8/11/11

Francisca Aguirre. Los maestros cantores


Francisca Aguirre.
Los maestros cantores.
Prólogo de Olvido García Valdés.
Calambur 20 años. Madrid, 2011.

Tres preguntas en octava para Franz Kafka -¿Cómo pudo vivir un dinosaurio sabiéndose pretérito imposible y escribiendo su historia en alemán?-; un Manrique fluvial y cotidiano, argonauta del tiempo; la prosa endecasilábica para preguntar serenamente ¿qué hacías tú en la guerra, Garcilaso? y para lamentar el error cronológico de Teresa de Ávila, que nació –pero a quién se le ocurre haber nacido entonces- en tiempos infames, cuando lo suyo era el futuro; la lección imposible de Juan de Yepes al caer la tarde...

Los maestros cantores, de Francisca Aguirre, es un libro de preguntas y de afirmaciones, de admiraciones y de dudas. Entre unas y otras, entre la perplejidad y el dolor, entre la gratitud y la piedad, sus poemas en prosa arrancan, como toda su obra, de esa “pena irreversible” de la que habla Olvido García Valdés en su prólogo.

Desde ese lugar de la palabra y del corazón pregunta a Quevedo –¿fue tuya alguna vez la oscura dicha?-, a Lope –¿quién iba a imaginarte solo y triste?-, agradece a Cervantes –mientras sigas velando por nosotros, nada podrán hacernos los verdugos-, comprende a Hölderlin –¿cómo no ibas a naufragar en las tinieblas?-, consuela a Bécquer –algunos muertos jamás se quedan solos- o evoca a Emily Dickinson detrás de la ventana: ¿qué ríos navegables en tus sueños?

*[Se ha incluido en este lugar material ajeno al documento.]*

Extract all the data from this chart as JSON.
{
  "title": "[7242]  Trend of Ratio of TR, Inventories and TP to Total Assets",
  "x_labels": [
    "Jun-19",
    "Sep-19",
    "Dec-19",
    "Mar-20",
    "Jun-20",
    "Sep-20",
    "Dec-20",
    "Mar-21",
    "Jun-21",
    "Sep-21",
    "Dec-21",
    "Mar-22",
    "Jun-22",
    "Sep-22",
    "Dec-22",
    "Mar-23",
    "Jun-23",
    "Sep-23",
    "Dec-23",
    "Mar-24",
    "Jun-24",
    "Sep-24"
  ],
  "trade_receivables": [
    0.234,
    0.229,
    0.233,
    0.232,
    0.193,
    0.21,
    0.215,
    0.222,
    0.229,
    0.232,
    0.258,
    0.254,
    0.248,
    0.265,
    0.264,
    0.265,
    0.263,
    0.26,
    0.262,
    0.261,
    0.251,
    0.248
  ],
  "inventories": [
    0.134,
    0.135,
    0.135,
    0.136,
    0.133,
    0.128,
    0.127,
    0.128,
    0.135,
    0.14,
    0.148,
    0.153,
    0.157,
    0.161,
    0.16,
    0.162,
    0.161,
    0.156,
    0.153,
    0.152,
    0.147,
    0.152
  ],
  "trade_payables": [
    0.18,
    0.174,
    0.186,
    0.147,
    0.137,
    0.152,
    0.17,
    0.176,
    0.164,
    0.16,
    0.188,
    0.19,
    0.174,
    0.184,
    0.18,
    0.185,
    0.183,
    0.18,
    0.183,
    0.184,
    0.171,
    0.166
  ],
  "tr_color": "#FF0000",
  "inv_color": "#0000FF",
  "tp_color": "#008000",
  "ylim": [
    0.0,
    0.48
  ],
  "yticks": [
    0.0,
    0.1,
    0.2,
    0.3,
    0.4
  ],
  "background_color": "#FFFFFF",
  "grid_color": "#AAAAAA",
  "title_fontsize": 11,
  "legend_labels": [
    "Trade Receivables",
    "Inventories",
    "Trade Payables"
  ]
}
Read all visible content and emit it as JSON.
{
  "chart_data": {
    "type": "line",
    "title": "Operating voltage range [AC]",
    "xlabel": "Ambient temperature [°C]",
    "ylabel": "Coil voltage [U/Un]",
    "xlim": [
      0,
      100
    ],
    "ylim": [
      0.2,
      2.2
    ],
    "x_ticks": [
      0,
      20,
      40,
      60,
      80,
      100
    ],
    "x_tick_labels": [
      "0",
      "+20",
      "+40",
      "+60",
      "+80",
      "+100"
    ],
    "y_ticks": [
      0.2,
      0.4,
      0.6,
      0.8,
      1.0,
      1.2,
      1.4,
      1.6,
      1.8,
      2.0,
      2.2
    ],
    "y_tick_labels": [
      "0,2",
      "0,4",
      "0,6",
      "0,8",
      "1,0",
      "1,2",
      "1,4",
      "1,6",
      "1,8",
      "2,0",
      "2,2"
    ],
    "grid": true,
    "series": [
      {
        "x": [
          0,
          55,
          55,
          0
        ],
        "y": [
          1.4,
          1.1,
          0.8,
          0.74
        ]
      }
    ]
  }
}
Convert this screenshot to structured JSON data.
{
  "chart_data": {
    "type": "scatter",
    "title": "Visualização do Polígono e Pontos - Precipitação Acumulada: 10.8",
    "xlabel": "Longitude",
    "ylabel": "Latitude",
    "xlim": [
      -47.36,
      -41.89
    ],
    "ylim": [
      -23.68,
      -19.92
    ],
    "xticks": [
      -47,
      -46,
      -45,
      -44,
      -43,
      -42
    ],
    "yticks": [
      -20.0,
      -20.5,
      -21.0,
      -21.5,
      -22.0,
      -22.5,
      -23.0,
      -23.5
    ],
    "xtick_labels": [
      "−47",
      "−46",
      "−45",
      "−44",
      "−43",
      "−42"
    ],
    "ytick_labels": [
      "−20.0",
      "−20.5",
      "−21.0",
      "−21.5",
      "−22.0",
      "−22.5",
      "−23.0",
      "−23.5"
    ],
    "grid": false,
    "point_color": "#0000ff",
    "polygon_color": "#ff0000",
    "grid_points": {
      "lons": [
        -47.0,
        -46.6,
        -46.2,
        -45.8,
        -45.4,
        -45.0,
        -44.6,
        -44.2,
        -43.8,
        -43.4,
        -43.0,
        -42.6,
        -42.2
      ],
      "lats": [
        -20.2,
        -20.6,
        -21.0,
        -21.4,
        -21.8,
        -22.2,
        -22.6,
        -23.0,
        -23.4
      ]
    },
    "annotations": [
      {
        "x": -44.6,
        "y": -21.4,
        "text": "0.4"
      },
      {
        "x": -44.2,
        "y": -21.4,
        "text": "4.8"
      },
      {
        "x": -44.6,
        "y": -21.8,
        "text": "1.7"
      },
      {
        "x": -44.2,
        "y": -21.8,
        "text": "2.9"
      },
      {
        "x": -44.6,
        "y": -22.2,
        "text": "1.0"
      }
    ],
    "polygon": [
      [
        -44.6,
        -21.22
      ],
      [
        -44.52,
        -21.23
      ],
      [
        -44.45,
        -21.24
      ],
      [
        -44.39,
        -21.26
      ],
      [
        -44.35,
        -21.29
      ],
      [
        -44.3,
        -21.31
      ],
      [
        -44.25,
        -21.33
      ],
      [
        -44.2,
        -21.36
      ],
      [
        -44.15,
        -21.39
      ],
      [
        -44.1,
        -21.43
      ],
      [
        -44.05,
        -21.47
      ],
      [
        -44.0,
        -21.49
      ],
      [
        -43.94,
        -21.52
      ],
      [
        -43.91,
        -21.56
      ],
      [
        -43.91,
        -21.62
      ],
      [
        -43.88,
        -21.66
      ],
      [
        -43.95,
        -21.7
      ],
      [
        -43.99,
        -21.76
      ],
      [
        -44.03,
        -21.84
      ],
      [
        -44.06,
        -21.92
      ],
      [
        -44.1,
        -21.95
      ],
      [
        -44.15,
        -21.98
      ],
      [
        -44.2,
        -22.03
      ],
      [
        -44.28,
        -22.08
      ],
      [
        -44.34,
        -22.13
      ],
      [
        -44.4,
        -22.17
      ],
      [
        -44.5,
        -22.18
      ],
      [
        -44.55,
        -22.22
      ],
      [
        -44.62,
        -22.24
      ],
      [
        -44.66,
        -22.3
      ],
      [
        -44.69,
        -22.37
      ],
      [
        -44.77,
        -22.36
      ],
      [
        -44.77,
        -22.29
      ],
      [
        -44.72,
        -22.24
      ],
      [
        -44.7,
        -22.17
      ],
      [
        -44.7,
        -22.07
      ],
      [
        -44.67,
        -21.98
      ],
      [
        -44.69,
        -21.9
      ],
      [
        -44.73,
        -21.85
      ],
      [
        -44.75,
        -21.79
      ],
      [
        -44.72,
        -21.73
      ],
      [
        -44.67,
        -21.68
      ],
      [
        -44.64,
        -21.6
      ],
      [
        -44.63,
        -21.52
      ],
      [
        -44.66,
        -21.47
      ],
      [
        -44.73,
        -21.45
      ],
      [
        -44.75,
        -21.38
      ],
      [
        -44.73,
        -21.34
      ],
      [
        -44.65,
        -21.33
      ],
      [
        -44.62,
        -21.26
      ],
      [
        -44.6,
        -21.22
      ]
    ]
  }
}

Con la cadencia musical del universo por la que se pregunta a Rubén –¿cantan los astros para ti, Darío?-, con el ritmo sereno del endecasílabo o con la solemnidad del alejandrino, los poemas en prosa de Los maestros cantores responden a una vocación musical de la palabra que está presente ya en el título de este libro que se publicó por primera vez en Ensayo general, el volumen en que Calambur editó la poesía completa de Francisca Aguirre hasta el año 2000.

Un Antonio Machado sereno y desolado -¿quedan violetas?- junto a su hermano decadente y sevillano –¿has conseguido ser un buen banderillero?-; una Rosalía experta en aguaceros –¿llueve también por dentro, Rosalía?- y en saudades; Rilke entre las torres tristes de Duino –¿cómo te fue en aquellos corredores?-; un Kavafis de luz y de sombra –¿qué soñabas despierto, Constantino Kavafis?-; Alfonsina Storni en un mar de hierba –¿nadie escuchó tus gritos subterráneos?-; Delmira Agustini, que amó el fuego porque era el fuego-; una tarde con Juan Ramón –todo en ti fue milagro-; la evocación desde la Baixa de Lisboa de un Pessoa triste y distante; César Vallejo, muerto inmortal; Cernuda en su larga espera del alba –qué extraña realidad te regaló la Historia-; Federico entre arrayanes y cipreses –no creo que hayas muerto, y menos para siempre-; Neruda y la gran caracola torrencial de sus poemas –¿se ve bien Machu Picchu desde arriba?-, un Miguel Hernández dulce y viril, erguido sobre el milagro irrepetible de sus versos; Santos Discépolo apoyado en un velador en un cielo con bandoneones y ginebra –¿hay ginebra en el cielo, Discepolín?-; Borges el desdichado –¿cómo es que siempre que te busco encuentro al otro?; Luis Rosales, dueño de la piedad y el albedrío, qué difícil vivir sin escucharte.”

Y al final, tras todos esos nombres memorables, los maestros anónimos de la poesía popular –En Ávila mis ojos, dentro en Ávila...-, los secretos autores de las letras del flamenco, los dueños del habla, los amos de la lengua.

Con todos ellos, estos poemas intensos de Los maestros cantores -a la gente le gustan los entierros y no sabe qué hacer con los endecasílabos –fundan un espacio poético de libertad y verdad y construyen el homenaje de gratitud a esos referentes no solo literarios, sino éticos y vitales.

Es la poesía como espacio de salvación, la poesía como cosa cordial de la que habló uno de los maestros más inagotables y queridos por la autora, Antonio Machado, padre y maestro oscuro entre los álamos del Duero.

Los edita, también memorablemente y exentos por primera vez en un volumen, Calambur en la espléndida colección conmemorativa de sus 20 años.